Another great resource is the SMU Calendar. Just visit http://calendar.smu.edu/ and filter your search by lectures. It’s that easy. For example, just filtering for this week we have a presidential panel and mock election, a lecture on hospital ethics and the future of bioethics, and a Meadows Museum Thursday evening lecture.

The one lecture I definitely plan on attending this week is the Tate Lecture Student Forum with Quincy Jones. What an exciting opportunity to hear one of the greatest artists of the last six decades!
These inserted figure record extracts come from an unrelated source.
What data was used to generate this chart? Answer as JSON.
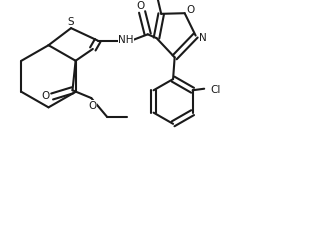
{
  "background": "#ffffff",
  "line_color": "#1a1a1a",
  "line_width": 1.5,
  "fig_width": 3.13,
  "fig_height": 2.28,
  "dpi": 100,
  "xlim": [
    0,
    10
  ],
  "ylim": [
    0,
    7.3
  ]
}
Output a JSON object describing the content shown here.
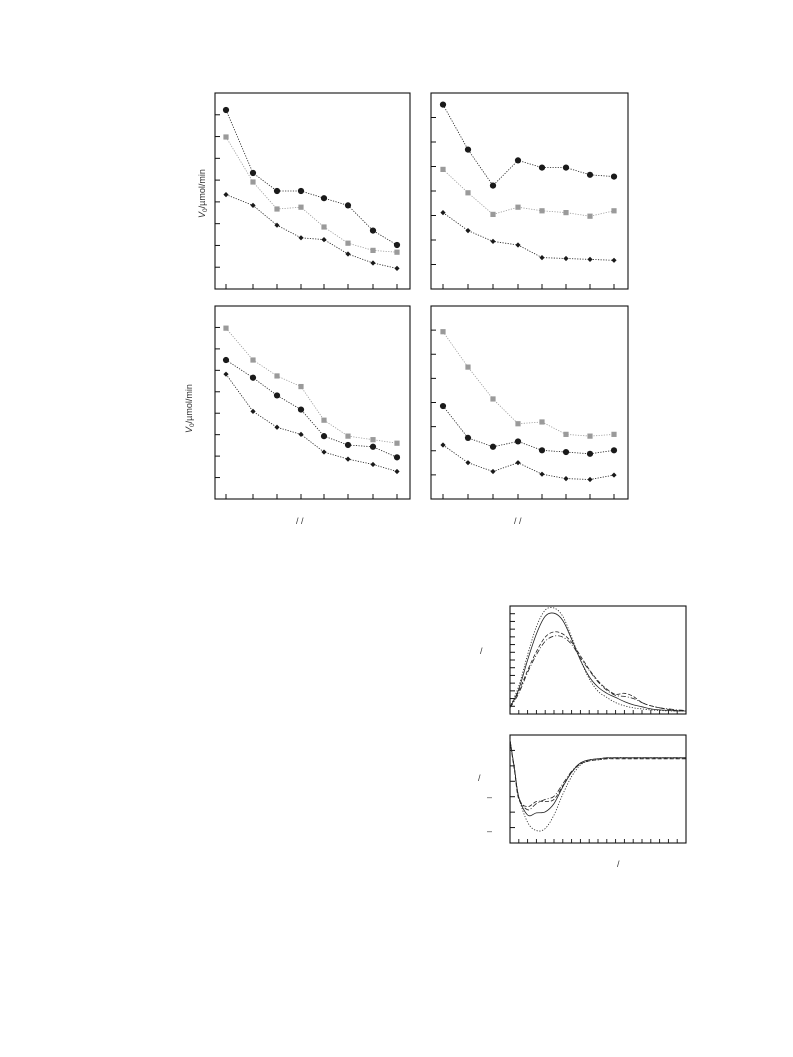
{
  "colors": {
    "series_dark": "#1a1a1a",
    "series_gray": "#9a9a9a",
    "axis": "#111111",
    "text": "#333333"
  },
  "labels": {
    "top_ylabel_main": "V",
    "top_ylabel_sub": "0",
    "top_ylabel_unit": "/µmol/min",
    "bottom_ylabel_main": "V",
    "bottom_ylabel_sub": "0",
    "bottom_ylabel_unit": "/µmol/min",
    "xlabel_left_marks": "/      /",
    "xlabel_right_marks": "/   /",
    "spec_top_ylabel": "/",
    "spec_bottom_ylabel": "/",
    "spec_bottom_tick1": "–",
    "spec_bottom_tick2": "–",
    "spec_xlabel": "/"
  },
  "chart_data": [
    {
      "type": "line",
      "panel": "top-left",
      "ylabel": "V0/µmol/min",
      "x": [
        1,
        2,
        3,
        4,
        5,
        6,
        7,
        8
      ],
      "xlim": [
        0.6,
        8.4
      ],
      "ylim": [
        0,
        100
      ],
      "series": [
        {
          "marker": "circle",
          "color": "#1a1a1a",
          "values": [
            95,
            60,
            50,
            50,
            46,
            42,
            28,
            20
          ]
        },
        {
          "marker": "square",
          "color": "#9a9a9a",
          "values": [
            80,
            55,
            40,
            41,
            30,
            21,
            17,
            16
          ]
        },
        {
          "marker": "diamond",
          "color": "#1a1a1a",
          "values": [
            48,
            42,
            31,
            24,
            23,
            15,
            10,
            7
          ]
        }
      ]
    },
    {
      "type": "line",
      "panel": "top-right",
      "x": [
        1,
        2,
        3,
        4,
        5,
        6,
        7,
        8
      ],
      "xlim": [
        0.6,
        8.4
      ],
      "ylim": [
        0,
        100
      ],
      "series": [
        {
          "marker": "circle",
          "color": "#1a1a1a",
          "values": [
            98,
            73,
            53,
            67,
            63,
            63,
            59,
            58
          ]
        },
        {
          "marker": "square",
          "color": "#9a9a9a",
          "values": [
            62,
            49,
            37,
            41,
            39,
            38,
            36,
            39
          ]
        },
        {
          "marker": "diamond",
          "color": "#1a1a1a",
          "values": [
            38,
            28,
            22,
            20,
            13,
            12.5,
            12,
            11.5
          ]
        }
      ]
    },
    {
      "type": "line",
      "panel": "bottom-left",
      "ylabel": "V0/µmol/min",
      "x": [
        1,
        2,
        3,
        4,
        5,
        6,
        7,
        8
      ],
      "xlim": [
        0.6,
        8.4
      ],
      "ylim": [
        0,
        100
      ],
      "series": [
        {
          "marker": "square",
          "color": "#9a9a9a",
          "values": [
            92,
            74,
            65,
            59,
            40,
            31,
            29,
            27
          ]
        },
        {
          "marker": "circle",
          "color": "#1a1a1a",
          "values": [
            74,
            64,
            54,
            46,
            31,
            26,
            25,
            19
          ]
        },
        {
          "marker": "diamond",
          "color": "#1a1a1a",
          "values": [
            66,
            45,
            36,
            32,
            22,
            18,
            15,
            11
          ]
        }
      ]
    },
    {
      "type": "line",
      "panel": "bottom-right",
      "x": [
        1,
        2,
        3,
        4,
        5,
        6,
        7,
        8
      ],
      "xlim": [
        0.6,
        8.4
      ],
      "ylim": [
        0,
        100
      ],
      "series": [
        {
          "marker": "square",
          "color": "#9a9a9a",
          "values": [
            90,
            70,
            52,
            38,
            39,
            32,
            31,
            32
          ]
        },
        {
          "marker": "circle",
          "color": "#1a1a1a",
          "values": [
            48,
            30,
            25,
            28,
            23,
            22,
            21,
            23
          ]
        },
        {
          "marker": "diamond",
          "color": "#1a1a1a",
          "values": [
            26,
            16,
            11,
            16,
            9.5,
            7,
            6.5,
            9
          ]
        }
      ]
    },
    {
      "type": "line",
      "panel": "spectrum-top",
      "x": [
        0,
        0.05,
        0.1,
        0.15,
        0.2,
        0.25,
        0.3,
        0.35,
        0.4,
        0.45,
        0.5,
        0.55,
        0.6,
        0.65,
        0.7,
        0.75,
        0.8,
        0.85,
        0.9,
        0.95,
        1.0
      ],
      "xlim": [
        0,
        1
      ],
      "ylim": [
        0,
        1
      ],
      "series": [
        {
          "style": "dotted",
          "values": [
            0.05,
            0.25,
            0.55,
            0.82,
            0.98,
            1.0,
            0.92,
            0.72,
            0.5,
            0.32,
            0.2,
            0.14,
            0.09,
            0.06,
            0.04,
            0.03,
            0.02,
            0.015,
            0.01,
            0.01,
            0.01
          ]
        },
        {
          "style": "solid",
          "values": [
            0.04,
            0.22,
            0.5,
            0.75,
            0.92,
            0.95,
            0.88,
            0.7,
            0.5,
            0.34,
            0.24,
            0.18,
            0.14,
            0.1,
            0.07,
            0.05,
            0.03,
            0.02,
            0.015,
            0.01,
            0.01
          ]
        },
        {
          "style": "dashed",
          "values": [
            0.05,
            0.2,
            0.4,
            0.58,
            0.72,
            0.77,
            0.75,
            0.67,
            0.54,
            0.41,
            0.3,
            0.22,
            0.17,
            0.18,
            0.15,
            0.09,
            0.06,
            0.04,
            0.025,
            0.015,
            0.01
          ]
        },
        {
          "style": "dash-dot",
          "values": [
            0.04,
            0.18,
            0.38,
            0.55,
            0.68,
            0.73,
            0.72,
            0.65,
            0.52,
            0.4,
            0.29,
            0.21,
            0.16,
            0.15,
            0.13,
            0.09,
            0.06,
            0.04,
            0.03,
            0.02,
            0.015
          ]
        }
      ]
    },
    {
      "type": "line",
      "panel": "spectrum-bottom",
      "x": [
        0,
        0.025,
        0.05,
        0.1,
        0.15,
        0.2,
        0.25,
        0.3,
        0.35,
        0.4,
        0.45,
        0.5,
        0.55,
        0.6,
        0.7,
        0.8,
        0.9,
        1.0
      ],
      "xlim": [
        0,
        1
      ],
      "ylim": [
        0,
        1
      ],
      "series": [
        {
          "style": "dotted",
          "values": [
            0.98,
            0.7,
            0.42,
            0.18,
            0.1,
            0.12,
            0.25,
            0.45,
            0.62,
            0.73,
            0.77,
            0.78,
            0.79,
            0.8,
            0.8,
            0.8,
            0.8,
            0.8
          ]
        },
        {
          "style": "solid",
          "values": [
            0.97,
            0.7,
            0.42,
            0.25,
            0.27,
            0.28,
            0.36,
            0.52,
            0.66,
            0.75,
            0.78,
            0.79,
            0.8,
            0.8,
            0.8,
            0.8,
            0.8,
            0.8
          ]
        },
        {
          "style": "dashed",
          "values": [
            0.96,
            0.68,
            0.4,
            0.33,
            0.38,
            0.38,
            0.4,
            0.53,
            0.66,
            0.74,
            0.77,
            0.78,
            0.79,
            0.79,
            0.79,
            0.79,
            0.79,
            0.79
          ]
        },
        {
          "style": "dash-dot",
          "values": [
            0.97,
            0.7,
            0.42,
            0.3,
            0.36,
            0.4,
            0.43,
            0.55,
            0.67,
            0.75,
            0.78,
            0.79,
            0.8,
            0.8,
            0.8,
            0.8,
            0.8,
            0.8
          ]
        }
      ]
    }
  ]
}
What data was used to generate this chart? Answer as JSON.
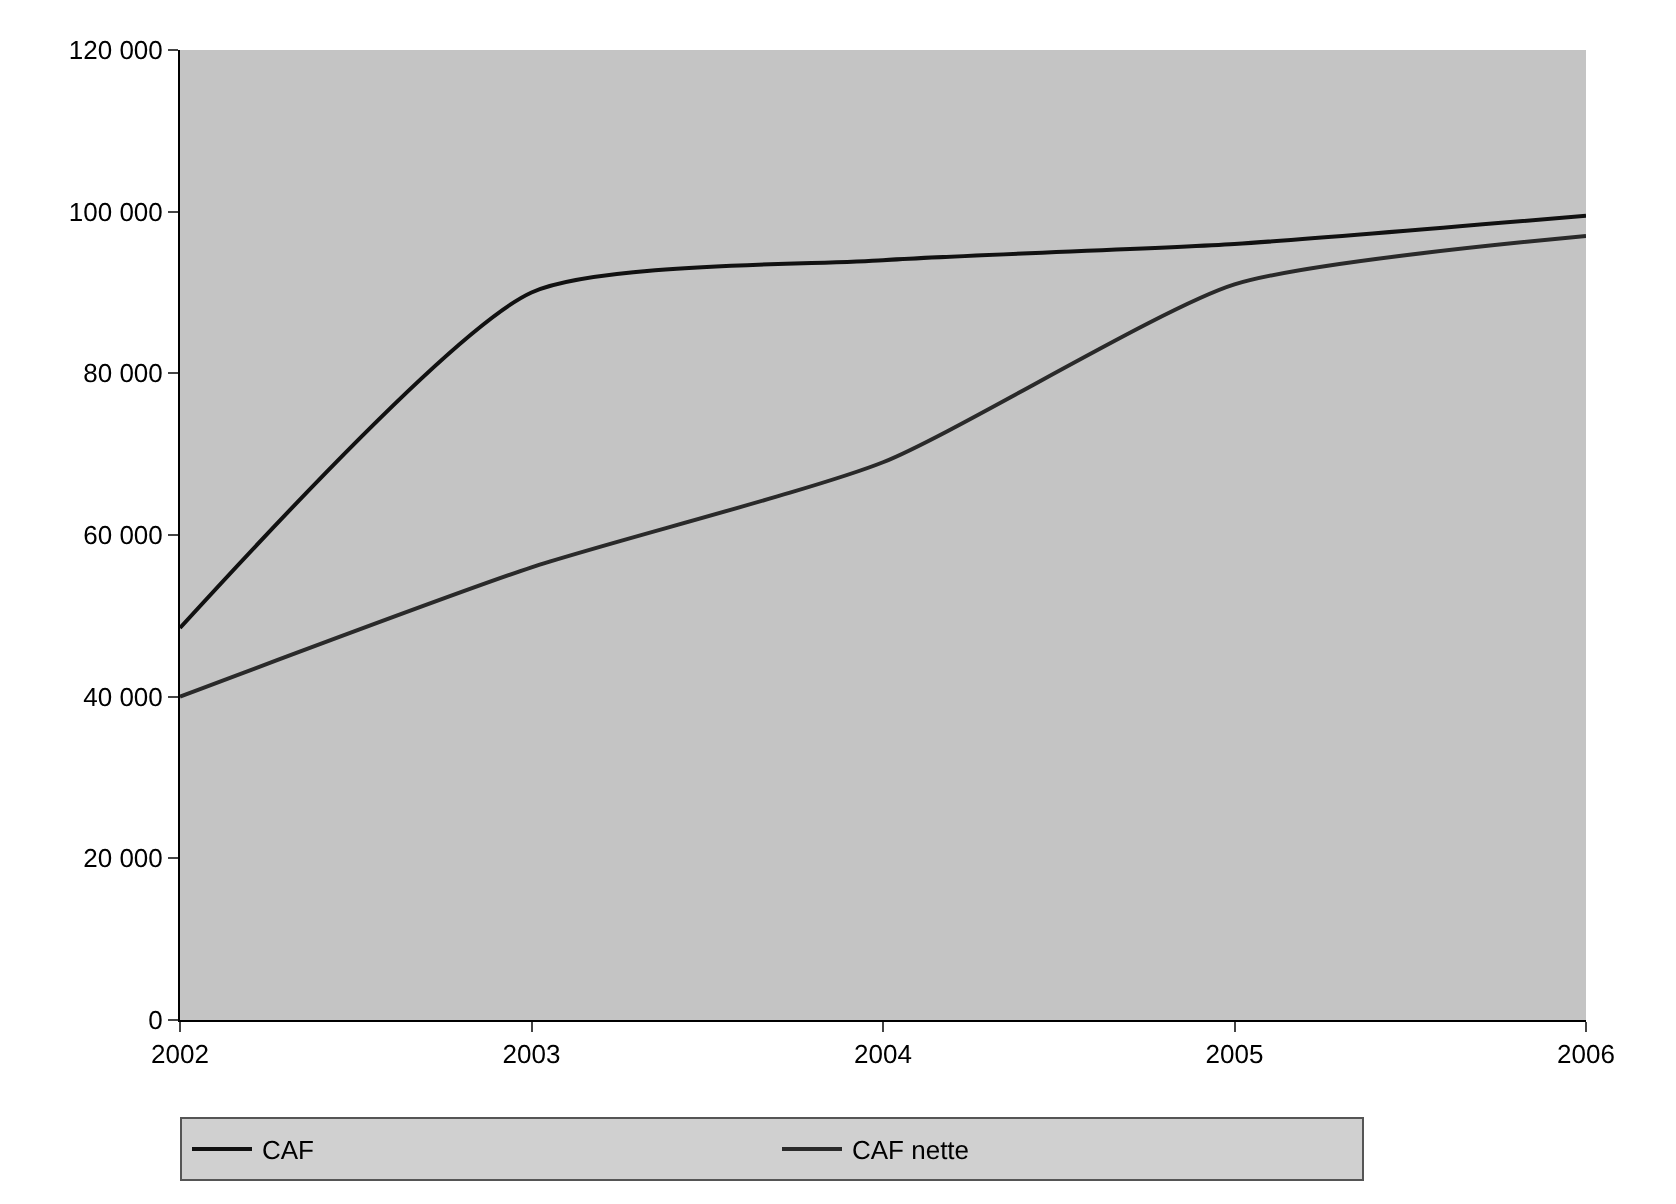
{
  "chart_data": {
    "type": "line",
    "x": [
      2002,
      2003,
      2004,
      2005,
      2006
    ],
    "series": [
      {
        "name": "CAF",
        "color": "#111111",
        "values": [
          48500,
          90000,
          94000,
          96000,
          99500
        ]
      },
      {
        "name": "CAF nette",
        "color": "#2a2a2a",
        "values": [
          40000,
          56000,
          69000,
          91000,
          97000
        ]
      }
    ],
    "xlim": [
      2002,
      2006
    ],
    "xticks": [
      2002,
      2003,
      2004,
      2005,
      2006
    ],
    "ylim": [
      0,
      120000
    ],
    "yticks": [
      {
        "value": 0,
        "label": "0"
      },
      {
        "value": 20000,
        "label": "20 000"
      },
      {
        "value": 40000,
        "label": "40 000"
      },
      {
        "value": 60000,
        "label": "60 000"
      },
      {
        "value": 80000,
        "label": "80 000"
      },
      {
        "value": 100000,
        "label": "100 000"
      },
      {
        "value": 120000,
        "label": "120 000"
      }
    ],
    "grid": false,
    "legend": "bottom",
    "marker": "none",
    "line_style": "solid"
  }
}
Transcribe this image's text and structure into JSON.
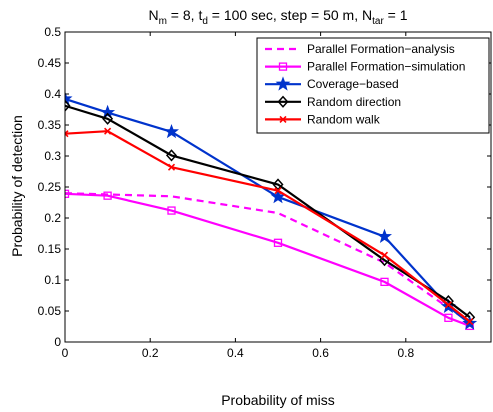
{
  "chart_data": {
    "type": "line",
    "title": {
      "prefix": "N",
      "sub1": "m",
      "part2": " = 8, t",
      "sub2": "d",
      "part3": " = 100 sec, step = 50 m, N",
      "sub3": "tar",
      "part4": " = 1"
    },
    "xlabel": "Probability of miss",
    "ylabel": "Probability of detection",
    "xlim": [
      0,
      1
    ],
    "ylim": [
      0,
      0.5
    ],
    "xticks": [
      "0",
      "0.2",
      "0.4",
      "0.6",
      "0.8"
    ],
    "xtick_values": [
      0,
      0.2,
      0.4,
      0.6,
      0.8
    ],
    "yticks": [
      "0",
      "0.05",
      "0.1",
      "0.15",
      "0.2",
      "0.25",
      "0.3",
      "0.35",
      "0.4",
      "0.45",
      "0.5"
    ],
    "ytick_values": [
      0,
      0.05,
      0.1,
      0.15,
      0.2,
      0.25,
      0.3,
      0.35,
      0.4,
      0.45,
      0.5
    ],
    "grid": false,
    "legend_position": "top-right",
    "series": [
      {
        "name": "Parallel Formation−analysis",
        "color": "#ff00ff",
        "line_style": "dashed",
        "marker": "none",
        "x": [
          0,
          0.1,
          0.25,
          0.5,
          0.75,
          0.9,
          0.95
        ],
        "y": [
          0.24,
          0.238,
          0.235,
          0.208,
          0.128,
          0.055,
          0.032
        ]
      },
      {
        "name": "Parallel Formation−simulation",
        "color": "#ff00ff",
        "line_style": "solid",
        "marker": "square",
        "x": [
          0,
          0.1,
          0.25,
          0.5,
          0.75,
          0.9,
          0.95
        ],
        "y": [
          0.239,
          0.236,
          0.212,
          0.16,
          0.097,
          0.039,
          0.026
        ]
      },
      {
        "name": "Coverage−based",
        "color": "#0033cc",
        "line_style": "solid",
        "marker": "star",
        "x": [
          0,
          0.1,
          0.25,
          0.5,
          0.75,
          0.9,
          0.95
        ],
        "y": [
          0.392,
          0.37,
          0.339,
          0.234,
          0.17,
          0.057,
          0.03
        ]
      },
      {
        "name": "Random direction",
        "color": "#000000",
        "line_style": "solid",
        "marker": "diamond",
        "x": [
          0,
          0.1,
          0.25,
          0.5,
          0.75,
          0.9,
          0.95
        ],
        "y": [
          0.381,
          0.36,
          0.301,
          0.254,
          0.132,
          0.066,
          0.04
        ]
      },
      {
        "name": "Random walk",
        "color": "#ff0000",
        "line_style": "solid",
        "marker": "x",
        "x": [
          0,
          0.1,
          0.25,
          0.5,
          0.75,
          0.9,
          0.95
        ],
        "y": [
          0.336,
          0.34,
          0.282,
          0.244,
          0.14,
          0.06,
          0.033
        ]
      }
    ]
  }
}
The Tate Lecture Series is my favorite, but I’m a little biased. It features a student Q&A in the afternoon before the evening lecture. I highly recommend more students take advantage of these smaller session opportunities to engage in conversation with our honored speakers. This past week, I had the opportunity to listen to Ambassador Clark T. Randt, Jr. share his experiences in China. How many people can say they’ve sat in the same room or shook hands with Martin Sheen, Bob and Lee Woodruff, Tony Blair and three of the top leading scientists in America all in the same semester? If you were an SMU student last year, you definitely had the opportunity.

So, stop reading this article, go do your homework and take the time to attend one of these events this semester. I beg you, for the sake of not only yourself, but also your academic peers, go and enrich your mind. Feed that hunger for knowledge and that desire for a life of the mind. You owe it to yourself and the people who do not have the same opportunities. Did I mention these lectures are all free? So go listen, learn and become a better Mustang.